しかしカスガのその言葉にアーシュラとキースは圧倒され黙り込むしか無かった。そんな二人に向かってカスガは続けた。
「ギル皇子があれだけの武器を持ち込んだのは伊達や酔狂じゃないわ。ボンクラ皇子はボンクラなりに自分の身に危険が及ぶ事を覚悟しているのよ。あなた達にそれだけの覚悟があるとは到底思えないわ」
「し、しかしそう言うカスガも……」
我に返って反論しようとしたアーシュラだが、カスガはアンニュイな笑みで、それを躱してしまった。
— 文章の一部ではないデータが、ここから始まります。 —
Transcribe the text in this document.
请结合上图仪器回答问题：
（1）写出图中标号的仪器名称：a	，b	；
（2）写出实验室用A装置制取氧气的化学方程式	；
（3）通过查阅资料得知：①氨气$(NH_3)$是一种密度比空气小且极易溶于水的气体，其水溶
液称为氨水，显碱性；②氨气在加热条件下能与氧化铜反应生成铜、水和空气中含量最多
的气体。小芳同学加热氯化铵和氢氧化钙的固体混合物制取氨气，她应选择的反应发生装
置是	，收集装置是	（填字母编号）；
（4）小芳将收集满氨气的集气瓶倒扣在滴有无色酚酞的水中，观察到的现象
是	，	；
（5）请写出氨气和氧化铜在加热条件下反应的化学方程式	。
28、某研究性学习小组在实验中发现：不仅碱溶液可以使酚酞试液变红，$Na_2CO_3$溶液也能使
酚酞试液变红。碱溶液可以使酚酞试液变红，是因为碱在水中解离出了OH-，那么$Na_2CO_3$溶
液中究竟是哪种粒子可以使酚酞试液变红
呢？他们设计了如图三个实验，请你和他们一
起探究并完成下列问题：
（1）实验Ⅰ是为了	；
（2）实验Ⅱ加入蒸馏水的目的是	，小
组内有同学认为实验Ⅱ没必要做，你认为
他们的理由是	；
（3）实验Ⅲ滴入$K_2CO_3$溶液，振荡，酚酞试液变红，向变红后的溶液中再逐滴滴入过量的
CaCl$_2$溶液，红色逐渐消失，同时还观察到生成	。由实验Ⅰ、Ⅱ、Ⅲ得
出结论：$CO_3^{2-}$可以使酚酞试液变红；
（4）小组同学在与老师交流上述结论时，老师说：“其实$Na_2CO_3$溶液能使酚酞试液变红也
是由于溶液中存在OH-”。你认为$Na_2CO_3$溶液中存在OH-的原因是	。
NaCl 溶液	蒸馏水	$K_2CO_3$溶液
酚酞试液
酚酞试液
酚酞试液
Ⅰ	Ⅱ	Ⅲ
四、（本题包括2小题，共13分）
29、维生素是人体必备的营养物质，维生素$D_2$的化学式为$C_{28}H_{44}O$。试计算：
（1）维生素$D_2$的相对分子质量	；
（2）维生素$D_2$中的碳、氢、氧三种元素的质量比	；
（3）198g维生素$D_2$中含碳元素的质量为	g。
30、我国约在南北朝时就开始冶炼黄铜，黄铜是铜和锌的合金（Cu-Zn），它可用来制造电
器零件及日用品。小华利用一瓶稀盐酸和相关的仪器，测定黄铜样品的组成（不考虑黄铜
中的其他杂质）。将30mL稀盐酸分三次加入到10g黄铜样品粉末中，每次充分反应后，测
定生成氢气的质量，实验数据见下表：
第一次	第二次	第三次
「ええ、ないわ。そんな覚悟。私はまだ死にたくないもの。私自身の為にも、そしてミナモト公爵家の為にも、まだまだやりたい事、やらなければならない事が残ってるわ。あんなボンクラ皇子と心中なんてまっぴらね」
カスガのその言葉にキースとアーシュラは無言で顔を見合わせるだけだった。その時、自動運転のシャトルバスが停留所に着いた。
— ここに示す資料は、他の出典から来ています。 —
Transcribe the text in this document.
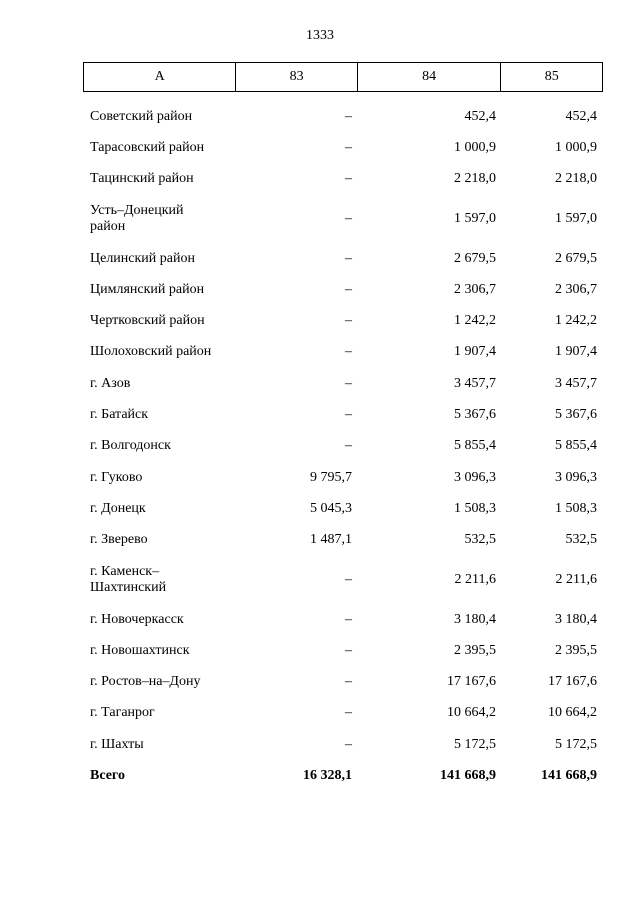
1333
А	83	84	85
Советский район	–	452,4	452,4
Тарасовский район	–	1 000,9	1 000,9
Тацинский район	–	2 218,0	2 218,0
Усть–Донецкий
район
–	1 597,0	1 597,0
Целинский район	–	2 679,5	2 679,5
Цимлянский район	–	2 306,7	2 306,7
Чертковский район	–	1 242,2	1 242,2
Шолоховский район	–	1 907,4	1 907,4
г. Азов	–	3 457,7	3 457,7
г. Батайск	–	5 367,6	5 367,6
г. Волгодонск	–	5 855,4	5 855,4
г. Гуково	9 795,7	3 096,3	3 096,3
г. Донецк	5 045,3	1 508,3	1 508,3
г. Зверево	1 487,1	532,5	532,5
г. Каменск–
Шахтинский
–	2 211,6	2 211,6
г. Новочеркасск	–	3 180,4	3 180,4
г. Новошахтинск	–	2 395,5	2 395,5
г. Ростов–на–Дону	–	17 167,6	17 167,6
г. Таганрог	–	10 664,2	10 664,2
г. Шахты	–	5 172,5	5 172,5
Всего	16 328,1	141 668,9	141 668,9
乗り込もうとする段になって、ようやくカスガは彼女の姿が無い事に気付いた。
小柄でいつもみんなの後を着いてくる。それほど積極的に話しかけてくる性格とも言えない。だから今もキースやアーシュラの後に隠れて、会話にも加わらないと思っていたのだ。
「アマンダはどうしたの?」
振り返り尋ねるカスガにアーシュラは答えた。
「ちょっと忘れ物があると、ギル皇子の寮に戻りました」
嘘では無い。少なくともアーシュラはアマンダの真意を知らないし、疑う理由も無かった。
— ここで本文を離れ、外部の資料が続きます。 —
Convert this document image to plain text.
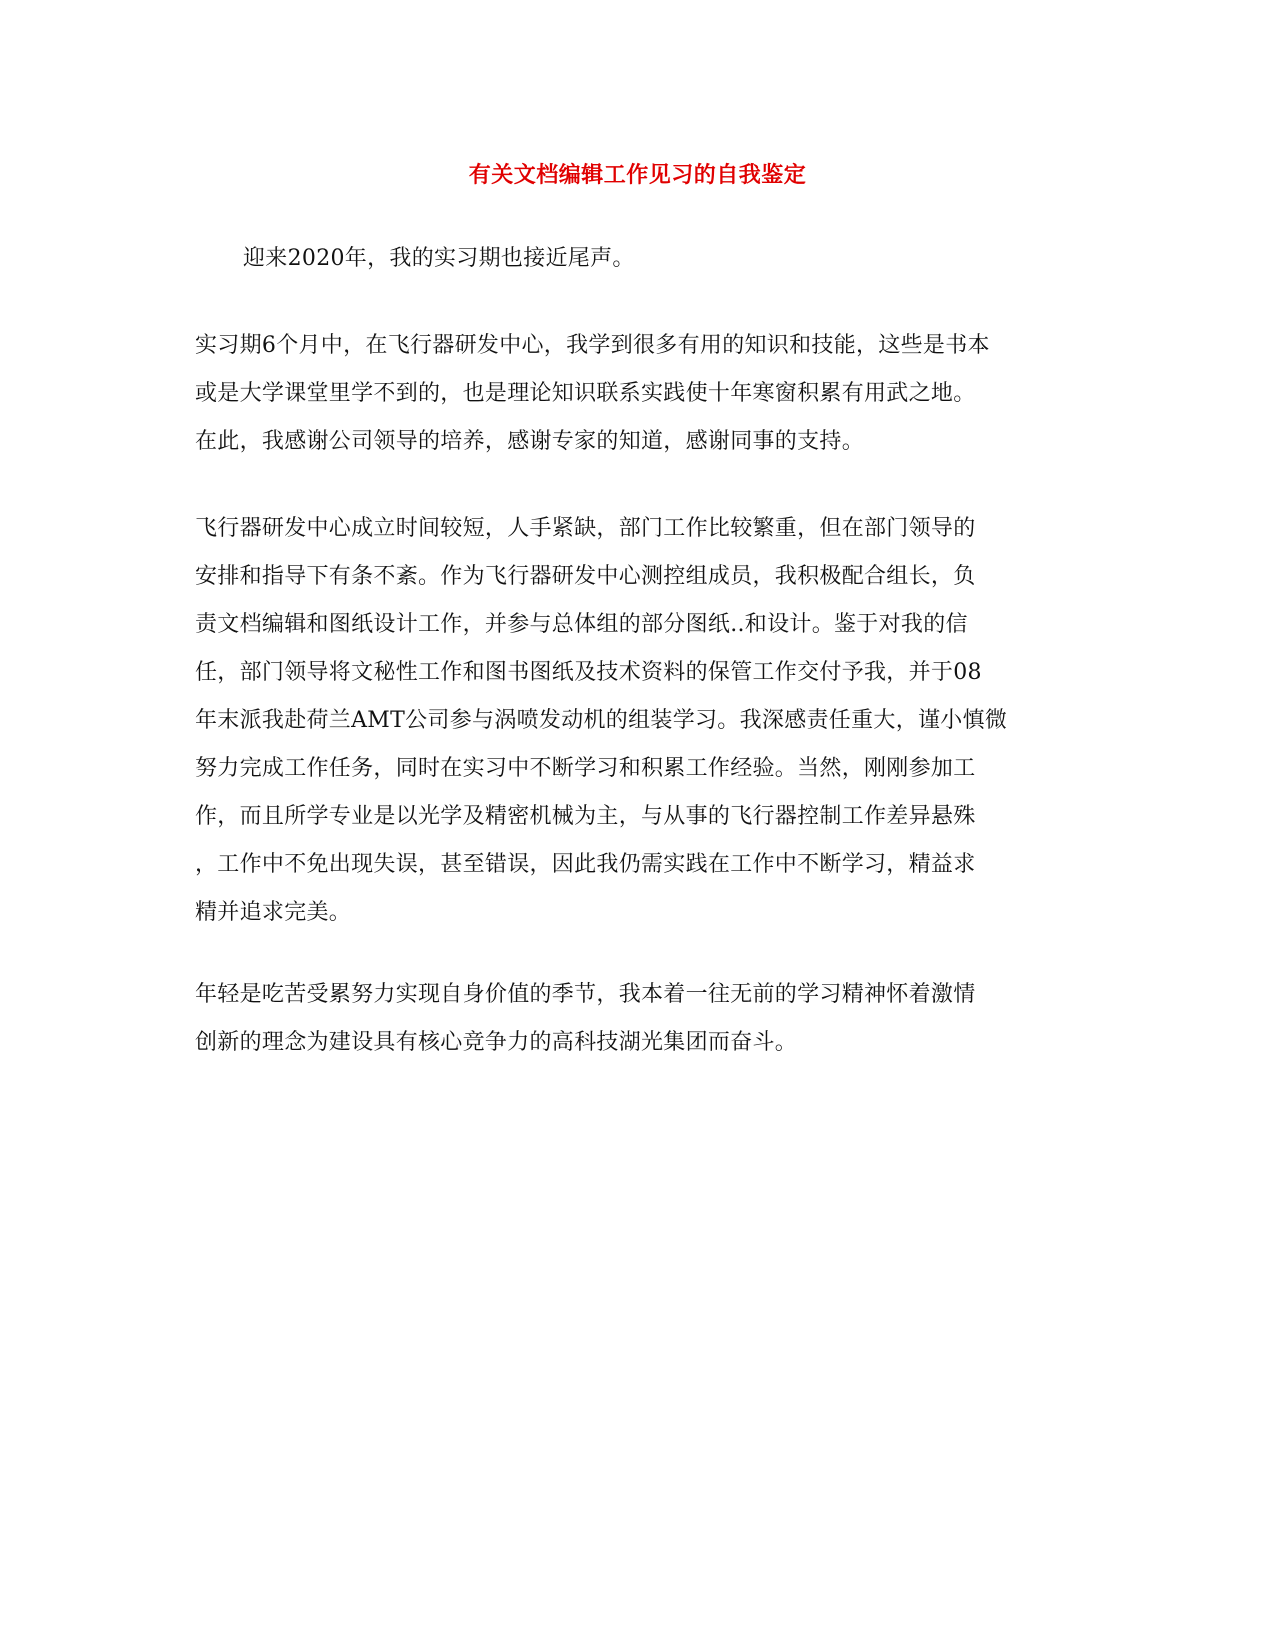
有关文档编辑工作见习的自我鉴定

迎来2020年，我的实习期也接近尾声。

实习期6个月中，在飞行器研发中心，我学到很多有用的知识和技能，这些是书本
或是大学课堂里学不到的，也是理论知识联系实践使十年寒窗积累有用武之地。
在此，我感谢公司领导的培养，感谢专家的知道，感谢同事的支持。

飞行器研发中心成立时间较短，人手紧缺，部门工作比较繁重，但在部门领导的
安排和指导下有条不紊。作为飞行器研发中心测控组成员，我积极配合组长，负
责文档编辑和图纸设计工作，并参与总体组的部分图纸..和设计。鉴于对我的信
任，部门领导将文秘性工作和图书图纸及技术资料的保管工作交付予我，并于08
年末派我赴荷兰AMT公司参与涡喷发动机的组装学习。我深感责任重大，谨小慎微
努力完成工作任务，同时在实习中不断学习和积累工作经验。当然，刚刚参加工
作，而且所学专业是以光学及精密机械为主，与从事的飞行器控制工作差异悬殊
，工作中不免出现失误，甚至错误，因此我仍需实践在工作中不断学习，精益求
精并追求完美。

年轻是吃苦受累努力实现自身价值的季节，我本着一往无前的学习精神怀着激情
创新的理念为建设具有核心竞争力的高科技湖光集团而奋斗。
しかしカスガは何か思い当たる節があるのか、バスに向かいかけた足を止めた。
「それにしては遅いわね」
「心配ですか?」
キースがそう尋ねるが、カスガは答えない。代わりにアーシュラが笑って見せた。
「ギル皇子は大層な女好きと聞いていますが、アマンダに手を出すような真似はしないでしょう」
ギルはカスガを構うことはあっても、アーシュラにはまったく興味を示さなかった。ましてや自分より小柄で、まだ幼い雰囲気のあるアマンダに手を出すとは、アーシュラも思っていなかった。
実際、搬入作業の間、ギルはアマンダを歯牙にも掛けていなかったはずだ。
「そうだけどいいんだけどね。アマンダは……」
カスガがそう言いかけた時だ。停まっているシャトルバスの乗客が痺れを切らして声を掛けてきた。
「会長さん、役員さん。乗るのかよ、どうするんだ?」
「ごめんなさい、乗るわ。行きましょう。キース、アーシュラ。きっと、気にしすぎね」
カスガのその言葉の真意が分からず、キースとアーシュラは共に首を傾げ、そのままバスへ乗り込んだ。